No ato, além da quebra de pedras, uma faixa foi pintada com a mensagem "Higienismo não!" e um vídeo foi gravado. Nele, Moura diz: "Foi feita uma instalação de pedras para expulsar as pessoas em situação de rua que não têm para onde ir e onde se abrigar nos dias de chuva, nos dias de frio. Isso é uma política absurda, ainda mais em um momento onde estamos tendo uma agudização da pobreza, uma pandemia".

Coordenadora na Baixada Santista do MNLDPR (Movimento Nacional de Luta em Defesa da População em Situação de Rua), Laureci Elias Dias, 50, também presente no ato, afirma que mesmo sendo um viaduto recente, sem histórico de moradores de rua sob a estrutura, a estrutura poderia ser um refúgio tanto para moradores de rua locais como os que vêm de fora.

"Tem muitos andarilhos que chegam a vir de São Paulo a pé para a nossa cidade. Pelo menos seria um descanso ali até ele chegar ao centro da cidade ou no destino que ele queira chegar", afirma Laureci.

Sobre a justificativa da prefeitura de que as pedras foram instaladas "para evitar a permanência e trânsito de pedestres", Laureci afirma que há uma "higienização". "O pedestre vai fazer o quê embaixo do viaduto? Eu não creio que o turista vai parar ali."

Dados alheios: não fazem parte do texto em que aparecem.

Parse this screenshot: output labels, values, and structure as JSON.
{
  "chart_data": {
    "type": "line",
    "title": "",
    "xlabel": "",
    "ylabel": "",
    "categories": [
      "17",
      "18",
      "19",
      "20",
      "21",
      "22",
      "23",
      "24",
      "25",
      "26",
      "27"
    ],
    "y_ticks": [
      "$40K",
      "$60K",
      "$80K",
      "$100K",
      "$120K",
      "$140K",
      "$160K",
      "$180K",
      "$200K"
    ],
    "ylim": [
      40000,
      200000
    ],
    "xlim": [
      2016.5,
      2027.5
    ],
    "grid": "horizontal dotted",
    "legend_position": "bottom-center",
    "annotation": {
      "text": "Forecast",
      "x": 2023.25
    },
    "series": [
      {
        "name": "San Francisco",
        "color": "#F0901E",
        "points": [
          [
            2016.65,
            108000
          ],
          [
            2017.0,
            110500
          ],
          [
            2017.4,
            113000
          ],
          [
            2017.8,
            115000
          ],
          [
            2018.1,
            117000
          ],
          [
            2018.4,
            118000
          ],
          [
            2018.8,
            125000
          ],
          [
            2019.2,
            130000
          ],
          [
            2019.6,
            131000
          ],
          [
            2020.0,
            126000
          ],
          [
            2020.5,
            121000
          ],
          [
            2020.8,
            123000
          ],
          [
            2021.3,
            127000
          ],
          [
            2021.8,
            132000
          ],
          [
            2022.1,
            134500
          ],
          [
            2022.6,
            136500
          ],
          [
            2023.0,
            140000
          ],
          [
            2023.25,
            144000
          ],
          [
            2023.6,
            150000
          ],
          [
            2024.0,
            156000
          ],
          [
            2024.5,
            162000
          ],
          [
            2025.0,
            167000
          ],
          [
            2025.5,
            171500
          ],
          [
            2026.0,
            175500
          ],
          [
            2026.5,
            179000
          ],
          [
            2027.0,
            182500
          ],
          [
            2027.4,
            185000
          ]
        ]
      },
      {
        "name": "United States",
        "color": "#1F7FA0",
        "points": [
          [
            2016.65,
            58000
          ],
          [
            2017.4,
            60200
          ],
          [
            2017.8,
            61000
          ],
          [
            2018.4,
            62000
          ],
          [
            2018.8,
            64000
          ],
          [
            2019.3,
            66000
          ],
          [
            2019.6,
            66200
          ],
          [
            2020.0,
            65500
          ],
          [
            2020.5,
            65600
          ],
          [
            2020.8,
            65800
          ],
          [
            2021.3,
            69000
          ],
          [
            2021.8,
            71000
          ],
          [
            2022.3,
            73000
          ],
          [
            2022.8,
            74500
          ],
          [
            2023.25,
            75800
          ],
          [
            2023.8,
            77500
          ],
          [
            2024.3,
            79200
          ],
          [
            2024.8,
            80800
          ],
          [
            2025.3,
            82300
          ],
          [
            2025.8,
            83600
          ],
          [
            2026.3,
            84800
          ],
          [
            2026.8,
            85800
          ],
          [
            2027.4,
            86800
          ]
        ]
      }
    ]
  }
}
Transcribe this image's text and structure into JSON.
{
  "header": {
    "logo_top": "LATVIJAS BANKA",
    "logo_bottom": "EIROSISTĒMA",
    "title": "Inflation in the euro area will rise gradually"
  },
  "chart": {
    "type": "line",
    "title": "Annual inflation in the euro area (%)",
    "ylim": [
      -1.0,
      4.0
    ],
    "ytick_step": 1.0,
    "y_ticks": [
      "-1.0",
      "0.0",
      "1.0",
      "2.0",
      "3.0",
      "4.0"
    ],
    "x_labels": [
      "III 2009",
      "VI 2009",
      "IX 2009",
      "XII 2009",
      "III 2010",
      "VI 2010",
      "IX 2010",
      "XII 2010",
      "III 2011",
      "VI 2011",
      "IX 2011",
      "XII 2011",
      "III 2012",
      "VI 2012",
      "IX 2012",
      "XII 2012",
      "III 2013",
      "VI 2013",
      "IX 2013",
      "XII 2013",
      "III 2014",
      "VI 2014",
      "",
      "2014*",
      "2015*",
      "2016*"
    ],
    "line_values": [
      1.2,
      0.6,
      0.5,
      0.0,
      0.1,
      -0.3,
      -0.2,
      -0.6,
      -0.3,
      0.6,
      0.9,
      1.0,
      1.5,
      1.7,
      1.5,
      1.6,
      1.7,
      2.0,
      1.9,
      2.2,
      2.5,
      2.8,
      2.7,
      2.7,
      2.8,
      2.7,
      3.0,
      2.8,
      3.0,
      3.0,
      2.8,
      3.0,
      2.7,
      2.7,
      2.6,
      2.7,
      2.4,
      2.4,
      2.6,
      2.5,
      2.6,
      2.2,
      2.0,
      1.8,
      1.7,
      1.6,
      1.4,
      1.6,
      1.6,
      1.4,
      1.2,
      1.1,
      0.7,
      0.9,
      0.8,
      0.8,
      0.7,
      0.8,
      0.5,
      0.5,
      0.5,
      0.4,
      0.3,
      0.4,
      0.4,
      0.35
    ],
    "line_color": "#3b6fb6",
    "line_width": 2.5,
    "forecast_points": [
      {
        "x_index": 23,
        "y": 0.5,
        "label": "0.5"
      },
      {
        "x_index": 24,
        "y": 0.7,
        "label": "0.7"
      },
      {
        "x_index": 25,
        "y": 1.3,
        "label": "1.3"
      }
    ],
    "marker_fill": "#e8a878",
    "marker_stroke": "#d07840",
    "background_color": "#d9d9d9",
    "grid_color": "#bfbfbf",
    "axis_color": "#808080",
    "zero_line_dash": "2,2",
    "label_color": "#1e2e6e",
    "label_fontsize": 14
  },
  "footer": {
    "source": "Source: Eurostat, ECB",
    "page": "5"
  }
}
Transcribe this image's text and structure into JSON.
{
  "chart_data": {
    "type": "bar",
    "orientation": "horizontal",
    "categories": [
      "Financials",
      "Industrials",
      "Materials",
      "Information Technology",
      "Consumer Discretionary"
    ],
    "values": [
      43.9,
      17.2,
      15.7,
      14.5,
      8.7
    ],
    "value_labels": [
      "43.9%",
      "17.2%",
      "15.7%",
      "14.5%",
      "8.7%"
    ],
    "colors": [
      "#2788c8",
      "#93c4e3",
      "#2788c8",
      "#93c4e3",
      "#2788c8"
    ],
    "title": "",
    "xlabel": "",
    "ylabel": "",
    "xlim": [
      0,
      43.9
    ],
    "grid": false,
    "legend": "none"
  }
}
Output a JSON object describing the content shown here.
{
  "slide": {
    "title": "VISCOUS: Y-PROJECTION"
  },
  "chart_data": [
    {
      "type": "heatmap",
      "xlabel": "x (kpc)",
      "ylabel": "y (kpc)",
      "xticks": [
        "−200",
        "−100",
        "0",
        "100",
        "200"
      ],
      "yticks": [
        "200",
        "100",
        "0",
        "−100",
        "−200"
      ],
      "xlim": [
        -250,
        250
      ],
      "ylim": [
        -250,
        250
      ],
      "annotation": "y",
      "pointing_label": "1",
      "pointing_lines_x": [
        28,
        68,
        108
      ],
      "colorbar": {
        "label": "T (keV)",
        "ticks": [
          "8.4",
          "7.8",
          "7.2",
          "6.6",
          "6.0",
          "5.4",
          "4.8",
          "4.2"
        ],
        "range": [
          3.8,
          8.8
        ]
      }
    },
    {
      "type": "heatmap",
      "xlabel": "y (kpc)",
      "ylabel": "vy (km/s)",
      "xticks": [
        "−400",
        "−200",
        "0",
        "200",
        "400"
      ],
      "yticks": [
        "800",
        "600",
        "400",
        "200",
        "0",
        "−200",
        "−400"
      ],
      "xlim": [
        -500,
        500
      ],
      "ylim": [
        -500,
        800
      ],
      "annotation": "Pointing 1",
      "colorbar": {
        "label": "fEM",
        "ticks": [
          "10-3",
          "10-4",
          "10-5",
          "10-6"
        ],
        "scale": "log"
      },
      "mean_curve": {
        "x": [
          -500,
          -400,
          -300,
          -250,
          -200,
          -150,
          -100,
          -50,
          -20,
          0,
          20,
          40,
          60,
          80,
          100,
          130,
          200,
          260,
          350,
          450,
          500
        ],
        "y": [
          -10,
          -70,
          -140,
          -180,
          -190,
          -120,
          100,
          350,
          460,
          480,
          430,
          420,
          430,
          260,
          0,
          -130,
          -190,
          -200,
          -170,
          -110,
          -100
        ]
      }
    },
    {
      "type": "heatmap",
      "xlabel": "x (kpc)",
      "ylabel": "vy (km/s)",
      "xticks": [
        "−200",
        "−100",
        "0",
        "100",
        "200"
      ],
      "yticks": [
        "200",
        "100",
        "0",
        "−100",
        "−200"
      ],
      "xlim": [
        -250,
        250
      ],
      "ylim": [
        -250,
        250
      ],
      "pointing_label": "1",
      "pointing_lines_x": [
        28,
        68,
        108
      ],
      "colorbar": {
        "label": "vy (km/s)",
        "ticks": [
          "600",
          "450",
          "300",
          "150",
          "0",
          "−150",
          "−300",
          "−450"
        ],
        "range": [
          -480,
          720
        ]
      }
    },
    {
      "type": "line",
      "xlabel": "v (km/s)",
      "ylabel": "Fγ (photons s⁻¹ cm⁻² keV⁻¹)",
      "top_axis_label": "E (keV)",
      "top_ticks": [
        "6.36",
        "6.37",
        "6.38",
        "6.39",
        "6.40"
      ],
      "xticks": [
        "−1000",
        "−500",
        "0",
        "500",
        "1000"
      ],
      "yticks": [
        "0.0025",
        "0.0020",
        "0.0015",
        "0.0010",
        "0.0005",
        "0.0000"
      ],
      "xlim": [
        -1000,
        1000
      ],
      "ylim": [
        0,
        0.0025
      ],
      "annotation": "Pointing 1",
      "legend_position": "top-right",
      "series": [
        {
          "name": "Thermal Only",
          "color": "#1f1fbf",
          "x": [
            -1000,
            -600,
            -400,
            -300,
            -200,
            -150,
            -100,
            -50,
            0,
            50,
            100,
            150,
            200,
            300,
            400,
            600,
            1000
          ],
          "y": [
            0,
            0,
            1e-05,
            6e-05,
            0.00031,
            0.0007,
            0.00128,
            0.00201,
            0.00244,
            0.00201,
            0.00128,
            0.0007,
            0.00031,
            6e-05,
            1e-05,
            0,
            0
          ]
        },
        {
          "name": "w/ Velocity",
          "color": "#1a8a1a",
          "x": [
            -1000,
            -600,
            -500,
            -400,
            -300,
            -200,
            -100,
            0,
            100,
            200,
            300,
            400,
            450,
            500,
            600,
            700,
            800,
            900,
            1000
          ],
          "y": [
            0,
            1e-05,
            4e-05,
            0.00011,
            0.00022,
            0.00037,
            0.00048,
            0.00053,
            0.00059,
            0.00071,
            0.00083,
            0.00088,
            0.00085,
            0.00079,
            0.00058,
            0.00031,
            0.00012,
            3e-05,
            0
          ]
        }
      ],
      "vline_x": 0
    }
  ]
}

Após o ato na manhã de domingo, Héric, Laureci e mais três manifestantes foram abordados por PMs e guardas quando deixavam o local de carro, já na avenida Nossa Senhora de Fátima, segundo eles.

A prefeitura afirmou também que as pedras foram colocadas para evitar infrações de trânsito, como parada proibida e estacionamento irregular e outras ocorrências que podem oferecer risco, como eventuais incêndios. Disse ainda que a medida visa a segurança da população e da estrutura do elevado, que eliminou semáforos antes existentes na entrada de Santos. "O município mantém serviços de abordagem social e acolhimento para as demandas da população de rua."

Também afirmou que, segundo a Guarda Municipal, em nenhum momento houve agressão verbal ou física aos envolvidos.

Em nota, a SSP (Secretaria da Segurança Pública) diz que os laudos periciais foram solicitados e serão anexados ao inquérito que tramita pelo 5° DP, assim que finalizados. "Diligências estão em andamento para o esclarecimento de autoria dos fatos."

Sobre as críticas dos manifestantes à abordagem da PM e relatos de ausência de uso de máscaras, a SSP diz que "não houve formalização de denúncias sobre a abordagem dos policiais".